Could anyone help me find the extremals of $$I[y]=\int_0^1(y')^2 \mathrm dx+\{y(1)\}^2$$ subject to $y(0)=1$
Most crucially I can't work out how to find the boundary $x=1$. I'm trying to go back to first principles and letting $y \rightarrow y+\alpha \eta$. Here the normal step would be to differentiate and set $\alpha=0$ and hence derive the Euler-Lagrange equation.
If anyone can explain to me how to deal with this case i'd be very grateful!
(Disregard this answer if the question is a homework problem in variational calculus.)
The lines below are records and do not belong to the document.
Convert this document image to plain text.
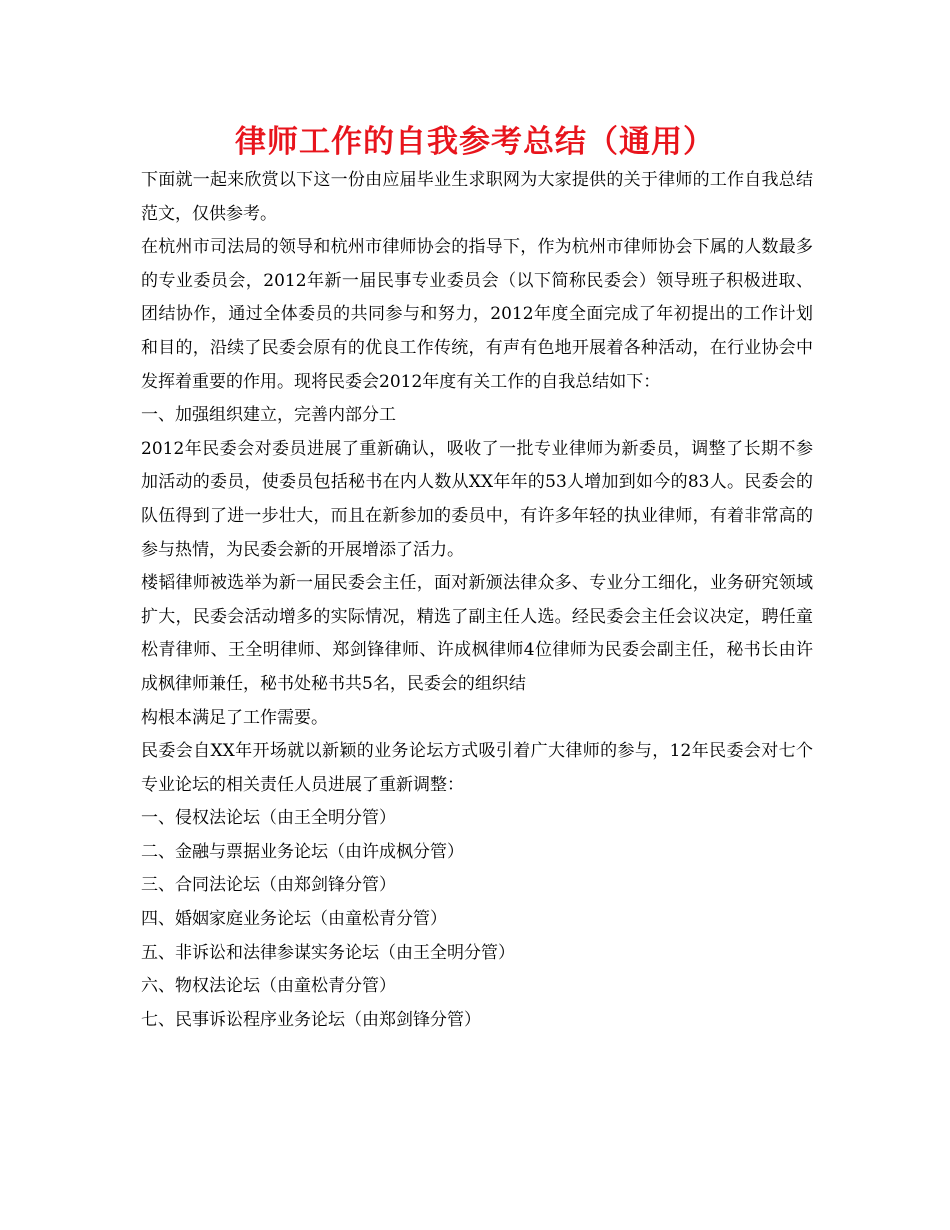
律师工作的自我参考总结（通用）

下面就一起来欣赏以下这一份由应届毕业生求职网为大家提供的关于律师的工作自我总结范文，仅供参考。

在杭州市司法局的领导和杭州市律师协会的指导下，作为杭州市律师协会下属的人数最多的专业委员会，2012年新一届民事专业委员会（以下简称民委会）领导班子积极进取、团结协作，通过全体委员的共同参与和努力，2012年度全面完成了年初提出的工作计划和目的，沿续了民委会原有的优良工作传统，有声有色地开展着各种活动，在行业协会中发挥着重要的作用。现将民委会2012年度有关工作的自我总结如下：

一、加强组织建立，完善内部分工

2012年民委会对委员进展了重新确认，吸收了一批专业律师为新委员，调整了长期不参加活动的委员，使委员包括秘书在内人数从XX年年的53人增加到如今的83人。民委会的队伍得到了进一步壮大，而且在新参加的委员中，有许多年轻的执业律师，有着非常高的参与热情，为民委会新的开展增添了活力。

楼韬律师被选举为新一届民委会主任，面对新颁法律众多、专业分工细化，业务研究领域扩大，民委会活动增多的实际情况，精选了副主任人选。经民委会主任会议决定，聘任童松青律师、王全明律师、郑剑锋律师、许成枫律师4位律师为民委会副主任，秘书长由许成枫律师兼任，秘书处秘书共5名，民委会的组织结

构根本满足了工作需要。

民委会自XX年开场就以新颖的业务论坛方式吸引着广大律师的参与，12年民委会对七个专业论坛的相关责任人员进展了重新调整：

一、侵权法论坛（由王全明分管）

二、金融与票据业务论坛（由许成枫分管）

三、合同法论坛（由郑剑锋分管）

四、婚姻家庭业务论坛（由童松青分管）

五、非诉讼和法律参谋实务论坛（由王全明分管）

六、物权法论坛（由童松青分管）

七、民事诉讼程序业务论坛（由郑剑锋分管）
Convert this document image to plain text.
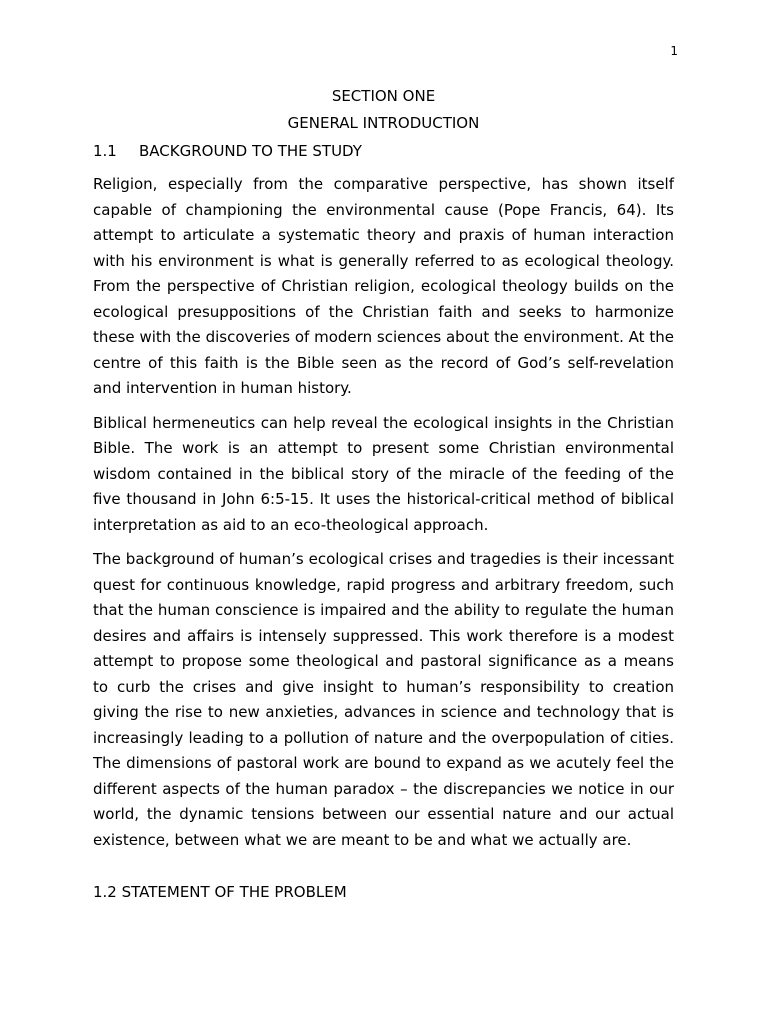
1
SECTION ONE
GENERAL INTRODUCTION
1.1 BACKGROUND TO THE STUDY

Religion, especially from the comparative perspective, has shown itself capable of championing the environmental cause (Pope Francis, 64). Its attempt to articulate a systematic theory and praxis of human interaction with his environment is what is generally referred to as ecological theology. From the perspective of Christian religion, ecological theology builds on the ecological presuppositions of the Christian faith and seeks to harmonize these with the discoveries of modern sciences about the environment. At the centre of this faith is the Bible seen as the record of God’s self-revelation and intervention in human history.

Biblical hermeneutics can help reveal the ecological insights in the Christian Bible. The work is an attempt to present some Christian environmental wisdom contained in the biblical story of the miracle of the feeding of the five thousand in John 6:5-15. It uses the historical-critical method of biblical interpretation as aid to an eco-theological approach.

The background of human’s ecological crises and tragedies is their incessant quest for continuous knowledge, rapid progress and arbitrary freedom, such that the human conscience is impaired and the ability to regulate the human desires and affairs is intensely suppressed. This work therefore is a modest attempt to propose some theological and pastoral significance as a means to curb the crises and give insight to human’s responsibility to creation giving the rise to new anxieties, advances in science and technology that is increasingly leading to a pollution of nature and the overpopulation of cities. The dimensions of pastoral work are bound to expand as we acutely feel the different aspects of the human paradox – the discrepancies we notice in our world, the dynamic tensions between our essential nature and our actual existence, between what we are meant to be and what we actually are.

1.2 STATEMENT OF THE PROBLEM
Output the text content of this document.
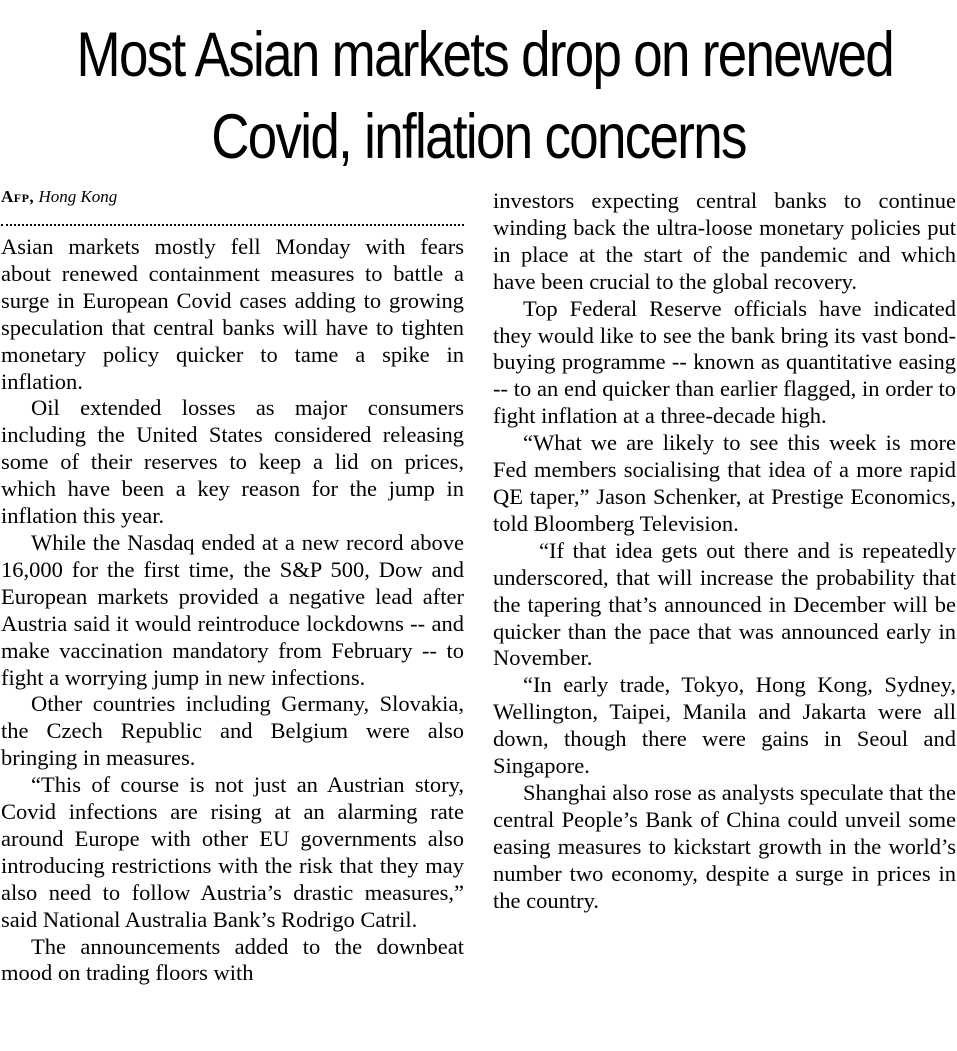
Most Asian markets drop on renewed
Covid, inflation concerns
Afp, Hong Kong

Asian markets mostly fell Monday with fears about renewed containment measures to battle a surge in European Covid cases adding to growing speculation that central banks will have to tighten monetary policy quicker to tame a spike in inflation.

Oil extended losses as major consumers including the United States considered releasing some of their reserves to keep a lid on prices, which have been a key reason for the jump in inflation this year.

While the Nasdaq ended at a new record above 16,000 for the first time, the S&P 500, Dow and European markets provided a negative lead after Austria said it would reintroduce lockdowns -- and make vaccination mandatory from February -- to fight a worrying jump in new infections.

Other countries including Germany, Slovakia, the Czech Republic and Belgium were also bringing in measures.

“This of course is not just an Austrian story, Covid infections are rising at an alarming rate around Europe with other EU governments also introducing restrictions with the risk that they may also need to follow Austria’s drastic measures,” said National Australia Bank’s Rodrigo Catril.

The announcements added to the downbeat mood on trading floors with

investors expecting central banks to continue winding back the ultra-loose monetary policies put in place at the start of the pandemic and which have been crucial to the global recovery.

Top Federal Reserve officials have indicated they would like to see the bank bring its vast bond-buying programme -- known as quantitative easing -- to an end quicker than earlier flagged, in order to fight inflation at a three-decade high.

“What we are likely to see this week is more Fed members socialising that idea of a more rapid QE taper,” Jason Schenker, at Prestige Economics, told Bloomberg Television.

“If that idea gets out there and is repeatedly underscored, that will increase the probability that the tapering that’s announced in December will be quicker than the pace that was announced early in November.

“In early trade, Tokyo, Hong Kong, Sydney, Wellington, Taipei, Manila and Jakarta were all down, though there were gains in Seoul and Singapore.

Shanghai also rose as analysts speculate that the central People’s Bank of China could unveil some easing measures to kickstart growth in the world’s number two economy, despite a surge in prices in the country.
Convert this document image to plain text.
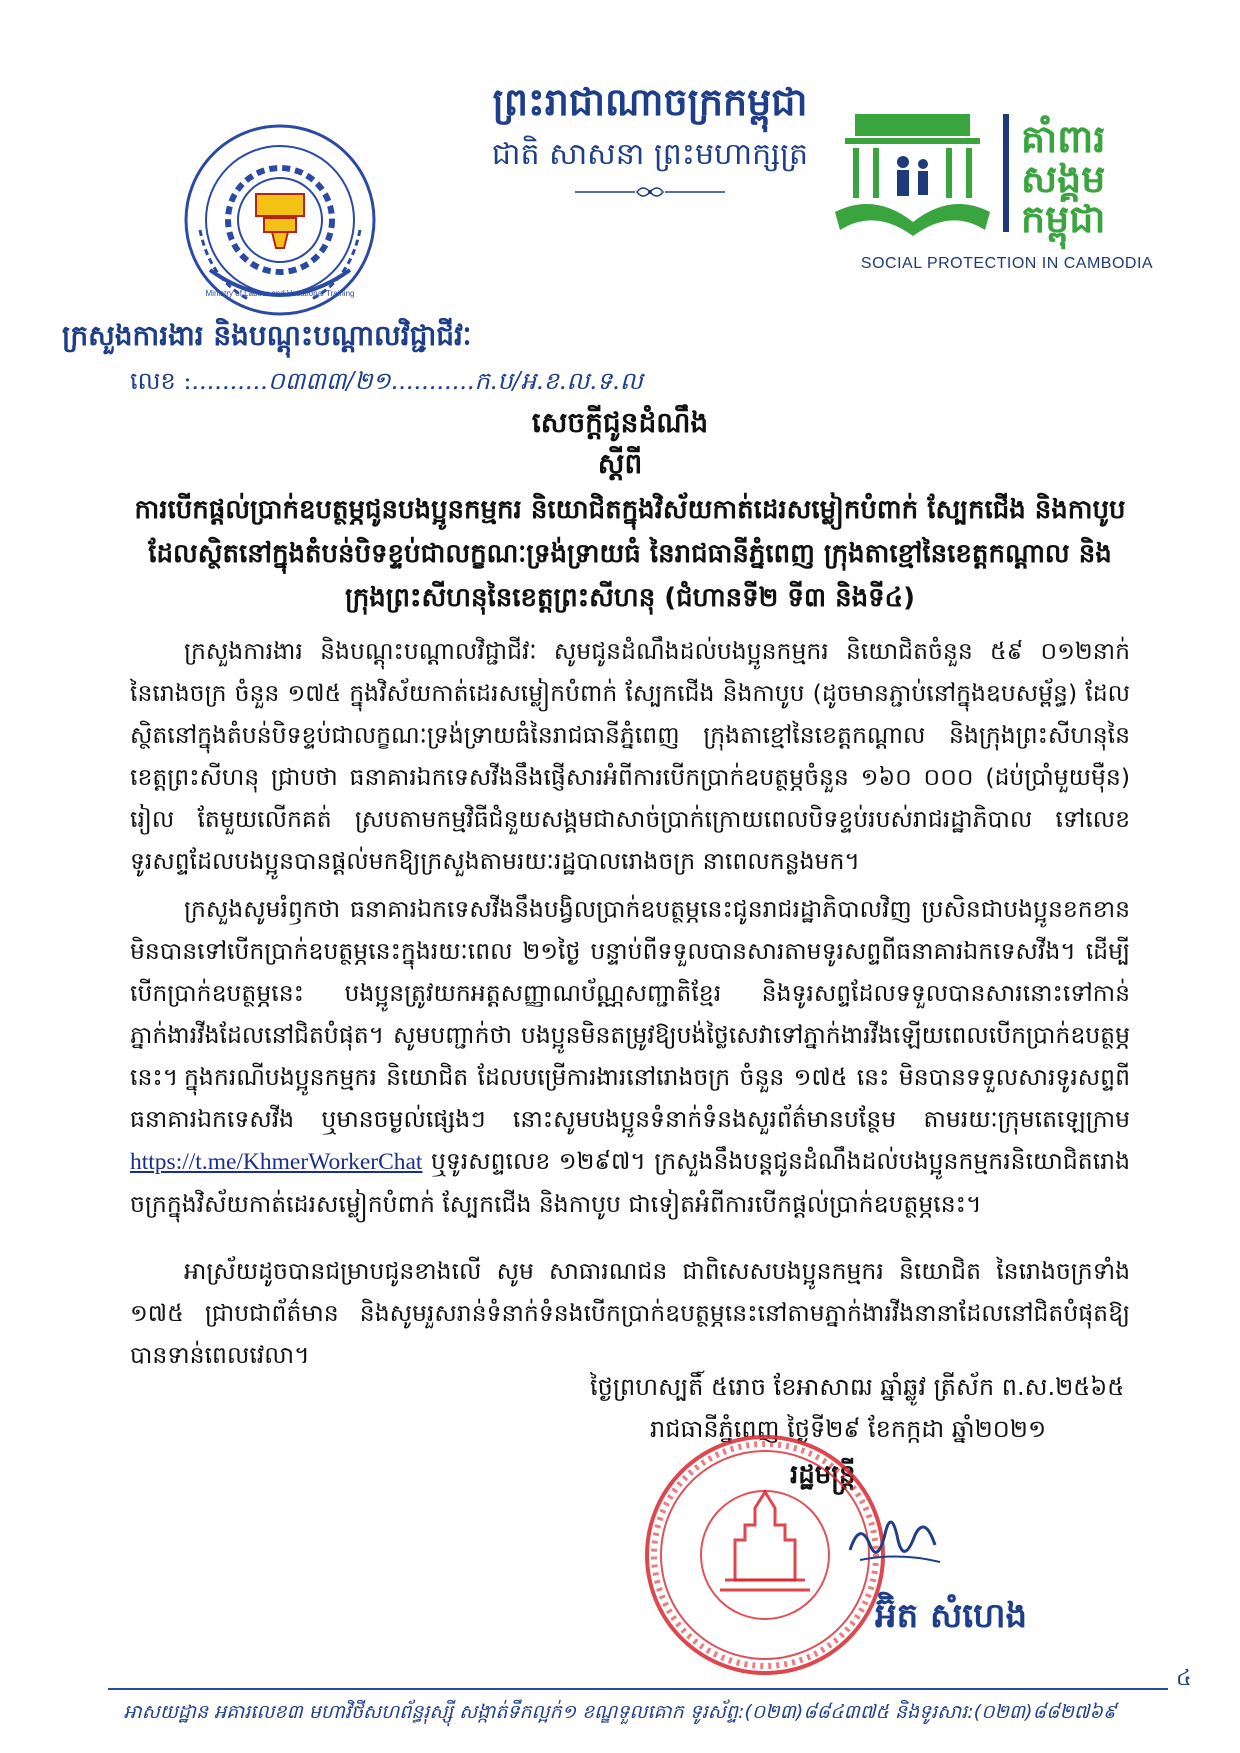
Ministry of Labour and Vocational Training
ព្រះរាជាណាចក្រកម្ពុជា
ជាតិ សាសនា ព្រះមហាក្សត្រ	គាំពារ
សង្គម
កម្ពុជា
SOCIAL PROTECTION IN CAMBODIA
ក្រសួងការងារ និងបណ្តុះបណ្តាលវិជ្ជាជីវៈ
លេខ :..........០៣៣៣/២១...........ក.ប/អ.ខ.ល.ទ.ល
សេចក្តីជូនដំណឹង
ស្តីពី
ការបើកផ្តល់ប្រាក់ឧបត្ថម្ភជូនបងប្អូនកម្មករ និយោជិតក្នុងវិស័យកាត់ដេរសម្លៀកបំពាក់ ស្បែកជើង និងកាបូប ដែលស្ថិតនៅក្នុងតំបន់បិទខ្ទប់ជាលក្ខណៈទ្រង់ទ្រាយធំ នៃរាជធានីភ្នំពេញ ក្រុងតាខ្មៅនៃខេត្តកណ្តាល និងក្រុងព្រះសីហនុនៃខេត្តព្រះសីហនុ (ជំហានទី២ ទី៣ និងទី៤)
ក្រសួងការងារ និងបណ្តុះបណ្តាលវិជ្ជាជីវៈ សូមជូនដំណឹងដល់បងប្អូនកម្មករ និយោជិតចំនួន ៥៩ ០១២នាក់ នៃរោងចក្រ ចំនួន ១៧៥ ក្នុងវិស័យកាត់ដេរសម្លៀកបំពាក់ ស្បែកជើង និងកាបូប (ដូចមានភ្ជាប់នៅក្នុងឧបសម្ព័ន្ធ) ដែលស្ថិតនៅក្នុងតំបន់បិទខ្ទប់ជាលក្ខណៈទ្រង់ទ្រាយធំនៃរាជធានីភ្នំពេញ ក្រុងតាខ្មៅនៃខេត្តកណ្តាល និងក្រុងព្រះសីហនុនៃខេត្តព្រះសីហនុ ជ្រាបថា ធនាគារឯកទេសវីងនឹងផ្ញើសារអំពីការបើកប្រាក់ឧបត្ថម្ភចំនួន ១៦០ ០០០ (ដប់ប្រាំមួយម៉ឺន) រៀល តែមួយលើកគត់ ស្របតាមកម្មវិធីជំនួយសង្គមជាសាច់ប្រាក់ក្រោយពេលបិទខ្ទប់របស់រាជរដ្ឋាភិបាល ទៅលេខទូរសព្ទដែលបងប្អូនបានផ្តល់មកឱ្យក្រសួងតាមរយៈរដ្ឋបាលរោងចក្រ នាពេលកន្លងមក។
ក្រសួងសូមរំឭកថា ធនាគារឯកទេសវីងនឹងបង្វិលប្រាក់ឧបត្ថម្ភនេះជូនរាជរដ្ឋាភិបាលវិញ ប្រសិនជាបងប្អូនខកខានមិនបានទៅបើកប្រាក់ឧបត្ថម្ភនេះក្នុងរយៈពេល ២១ថ្ងៃ បន្ទាប់ពីទទួលបានសារតាមទូរសព្ទពីធនាគារឯកទេសវីង។ ដើម្បីបើកប្រាក់ឧបត្ថម្ភនេះ បងប្អូនត្រូវយកអត្តសញ្ញាណប័ណ្ណសញ្ជាតិខ្មែរ និងទូរសព្ទដែលទទួលបានសារនោះទៅកាន់ភ្នាក់ងារវីងដែលនៅជិតបំផុត។ សូមបញ្ជាក់ថា បងប្អូនមិនតម្រូវឱ្យបង់ថ្លៃសេវាទៅភ្នាក់ងារវីងឡើយពេលបើកប្រាក់ឧបត្ថម្ភនេះ។ ក្នុងករណីបងប្អូនកម្មករ និយោជិត ដែលបម្រើការងារនៅរោងចក្រ ចំនួន ១៧៥ នេះ មិនបានទទួលសារទូរសព្ទពីធនាគារឯកទេសវីង ឬមានចម្ងល់ផ្សេងៗ នោះសូមបងប្អូនទំនាក់ទំនងសួរព័ត៌មានបន្ថែម តាមរយៈក្រុមតេឡេក្រាម https://t.me/KhmerWorkerChat ឬទូរសព្ទលេខ ១២៩៧។ ក្រសួងនឹងបន្តជូនដំណឹងដល់បងប្អូនកម្មករនិយោជិតរោងចក្រក្នុងវិស័យកាត់ដេរសម្លៀកបំពាក់ ស្បែកជើង និងកាបូប ជាទៀតអំពីការបើកផ្តល់ប្រាក់ឧបត្ថម្ភនេះ។
អាស្រ័យដូចបានជម្រាបជូនខាងលើ សូម សាធារណជន ជាពិសេសបងប្អូនកម្មករ និយោជិត នៃរោងចក្រទាំង ១៧៥ ជ្រាបជាព័ត៌មាន និងសូមរួសរាន់ទំនាក់ទំនងបើកប្រាក់ឧបត្ថម្ភនេះនៅតាមភ្នាក់ងារវីងនានាដែលនៅជិតបំផុតឱ្យបានទាន់ពេលវេលា។
ថ្ងៃព្រហស្បតិ៍ ៥រោច ខែអាសាឍ ឆ្នាំឆ្លូវ ត្រីស័ក ព.ស.២៥៦៥
រាជធានីភ្នំពេញ ថ្ងៃទី២៩ ខែកក្កដា ឆ្នាំ២០២១
រដ្ឋមន្ត្រី
អ៊ិត សំហេង
៤
អាសយដ្ឋាន អគារលេខ៣ មហាវិថីសហព័ន្ធរុស្ស៊ី សង្កាត់ទឹកល្អក់១ ខណ្ឌទួលគោក ទូរស័ព្ទ:(០២៣)៨៨៤៣៧៥ និងទូរសារ:(០២៣)៨៨២៧៦៩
It is obvious that $I(y)$ can be made arbitrarily large, so we only have to look for the minimum. The situation here is so simple that we can do with Schwarz' inequality. Put $y(1)=:y_1$. Then $$(y_1-1)^2=\Bigl(\int_0^1 1\cdot y'(x)\ dx\Bigr)^2\leq \int_0^1 1^2\ dx\cdot \int_0^1 y'^2(x)\ dx$$ with equality iff $y'(x)$ is constant. It follows that $$I(y):=\int_0^1 y'^2(x)\ dx + y_1^2\geq 2y_1^2-2y_1+1=2\Bigl(y_1-{1\over2}\Bigr)^2 +{1\over2}\ .$$ Therefore $I(y)\geq{1\over2}$, and the minimum is attained for the function $y(x):=1-{x\over2}$.